A redenção de Cristo é o fato mais marcante da história da humanidade. Foi através do seu sacrifício salvífico na cruz que todo o homem e toda a mulher deixaram sua condição decaída, para assumirem a condição de redimidos, pois embora o peso do pecado original ainda esteja presente no ser humano, a restauração do sangue de Jesus nos possibilitou novamente o acesso a graça santificante.
Sobre a redenção de Cristo, São João Paulo II diz que: “Com base no amor esponsal de Cristo pela Igreja, o sacramento da redenção – fruto do amor redentor de Cristo – torna-se uma dimensão permanente da própria vida da Igreja, dimensão fundamental e vivificante. (…) Deste modo, a Igreja vive do Sacramento da Redenção, e por sua vez completa este sacramento. (…) Podemos acrescentar que a Igreja, unida a Cristo, como a mulher ao próprio marido, extrai do sacramento da redenção toda a sua fecundidade e maternidade espiritual.” (TdC 97). Aqui o Papa faz uma associação da união matrimonial com a união de Cristo e a Igreja, assim como fez São Paulo na carta aos Efésios (capítulo 5), porém apresentando a Igreja como aquela que completa o sacrifício de Cristo, pois o amor é pleno quando é recíproco.

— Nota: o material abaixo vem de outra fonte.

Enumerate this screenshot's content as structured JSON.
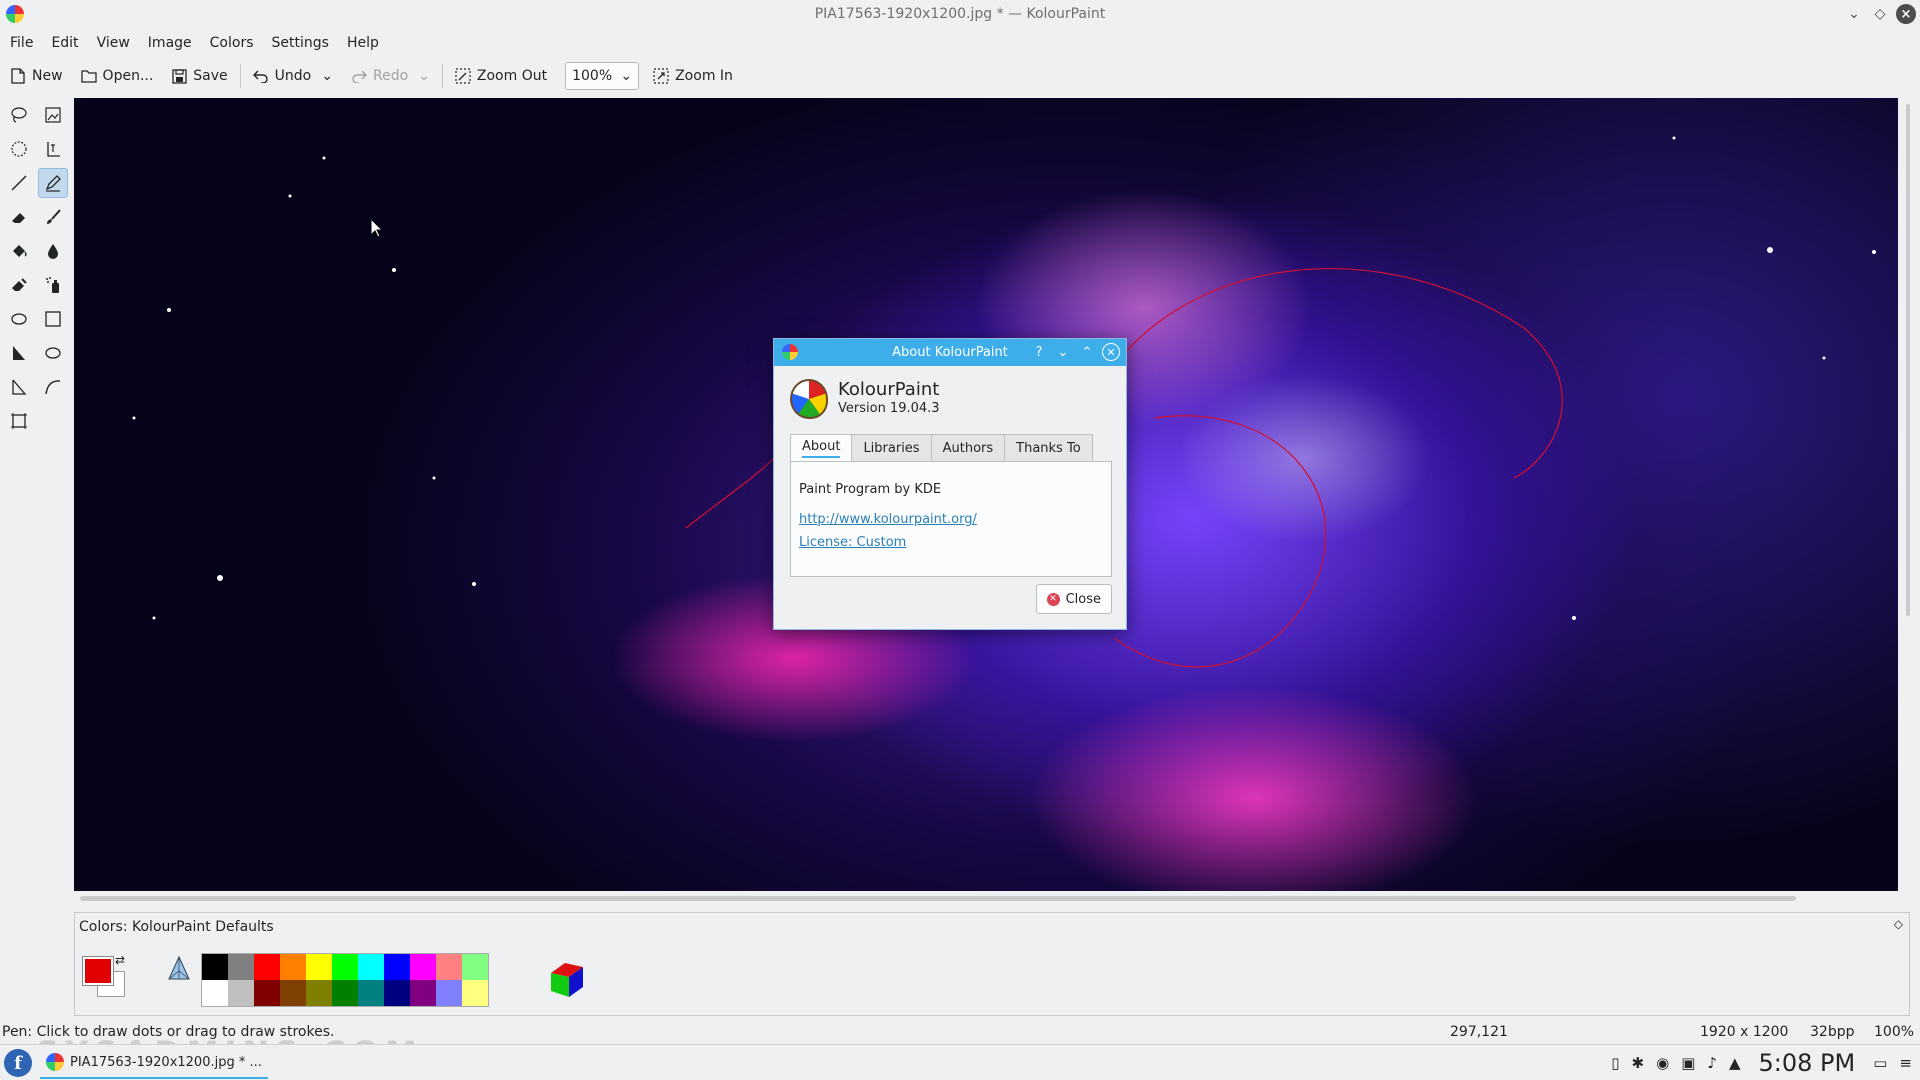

São Paulo explica a necessidade do corpo místico de Jesus (a Igreja) completar o seu sacrifício salvífico e, portanto, plenificar o Sacramento da Redenção: “Agora me alegro nos sofrimentos suportados por vós. O que falta às tribulações de Cristo, completo na minha carne, por seu corpo que é a Igreja.” (Cl 1, 24). Isso não significa que o sacrifício de Jesus não tenha sido total e suficiente, mas que é necessário que a Igreja esposa, para se unir ao seu esposo, se entregue como Ele se entregou. O matrimônio cristão passa a ser neste sentido um sinal valioso da comunhão que Deus pretende realizar com a humanidade para toda eternidade. O casamento eterno, as núpcias do cordeiro (cf. Ap 19, 9), nos unirmos a Deus e contempla-lo face a face é nossa finalidade última, a fonte de toda felicidade, porém é necessário que a Igreja, que é cada homem e mulher batizados, estejam dispostos a assumir em sua vida a vida de Jesus, acolhendo toda e qualquer tribulação por amor a Ele.
O sacramento do matrimônio, para São João Paulo II, não é apenas um sinal o amor esponsal de Cristo pela Igreja, é um sacramento essencial, ao ponto de defini-lo como ‘sacramento primordial’. Sobre isso o Papa explica que: “O matrimônio como sacramento primordial constitui a figura (e, por conseguinte: a semelhança, a analogia), segundo a qual é constituída a estrutura básica fundamental da nova economia da salvação e da ordem sacramental, que tem origem na graça esponsal que a Igreja recebe de Cristo, juntamente com todos os bens da Redenção. (…) Refletindo bem sobre esta dimensão, seria necessário concluir que todos os Sacramentos da Nova Aliança, em certo sentido, encontram seu protótipo, de certo modo, no matrimônio como sacramento primordial. Isto parece sobressair na clássica passagem citada da Epístola aos Efésios.” (TdC 98). Deste modo, os Sacramentos que surgem do sacrifício de Cristo na Cruz (como sinal da água e do sangue jorrados de seu peito aberto), embora instituídos anteriormente por Ele, encontram na cruz seu fundamento, e, por tanto, de certo modo, no matrimônio, já que sua morte redentora foi uma entrega total como esposo à sua esposa (Igreja), como aponta São Paulo (cf. Ef 5, 25).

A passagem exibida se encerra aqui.